Well, as far as the mainstream media goes, we can thank The Telecommunications Act of 1996, the most important step toward allowing media consolidation. Fifteen years later, the mass media - television networks, newspapers, cable channels, movie studios, magazines, and even many websites - is under the control of only a handful of huge corporations, and no doubt, mainstream media was made to conform to the agenda of these mega-corporations. Now, as far as mindlessly swallowing what we're told, let's just say it serves us well to be skeptical of everything we see, hear and read. And, fortunately, for us, information and knowledge is at our fingertips, leveling the playing field, somewhat.
However, as useful as the Internet is to we the people, it has created a monumental problem for those in power (wealthiest one-tenth of one percent). Why? It severely limits their ability to control the one thing absolutely necessary to stay in power, and control the money supply, in a top-down society: information and knowledge.
Which raises the question of whether the WikiLeaks "cat and mouse" game playing out before our very eyes... that just so happens to center on the so-called "problem" the Internet poses to national security, is a real "wikipedia for whistle-blowers" or something else, entirely. While it certainly appears that WikiLeaks is operating in the interest of the people, appearances can be, and often are very deceiving.
Having said that, there are rumors that surround WikiLeaks; from accusing Israeli security of using WikiLeaks to create a 'false flag' operation aimed at furthering the US/Israeli agenda to demonize and eventually attack Iran to WikiLeaks serving as a CIA conduit. Or maybe WikiLeaks will provide the perfect excuse to clamp down on the biggest threat to our current power structure: the Internet.
As Tom Ashbrook (On Point) said, regarding our government's concern over WikiLeaks, "they're talking about going back to laws from nineteen-teen in this country..." Moreover, Jack Beatty, on the same program, said that the WikiLeaks "revelations" are essentially "making apparent what we already know". In other words, if it turns out they use the WikiLeaks "revelations" that might be noteworthy, but certainly not earth shattering, as an excuse to curtail the flow of information and curb our access to the Internet, WikiLeaks may not be an agency of the people at all.
2 comments:
WikiLeaks/Julian Assange is too high profile for it to be believable.
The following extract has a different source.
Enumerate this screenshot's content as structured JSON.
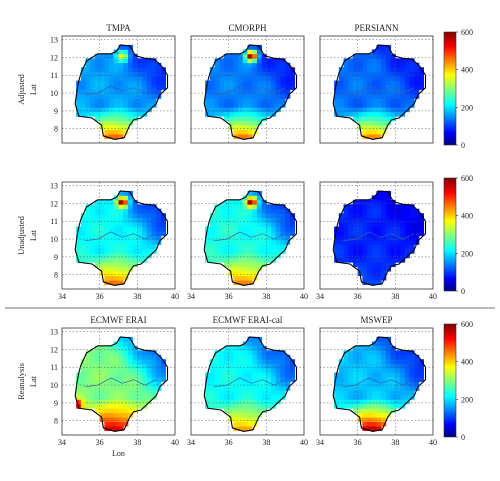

You can be sure that if Assange was a real threat to national security OR to the bunch of thugs who run this country /world, Assange would be dead and this whole issue would be suppressed. This is not the way our government takes care of serious business...not at all.
I agree. The mainstream media has become a tool of the powerful rather than what they're supposed to be: a watchdog. If Julian Assange presented a real threat to national security or better yet, elite interest, he would not receive all the press he's getting and certainly would not be the celebrity he's become.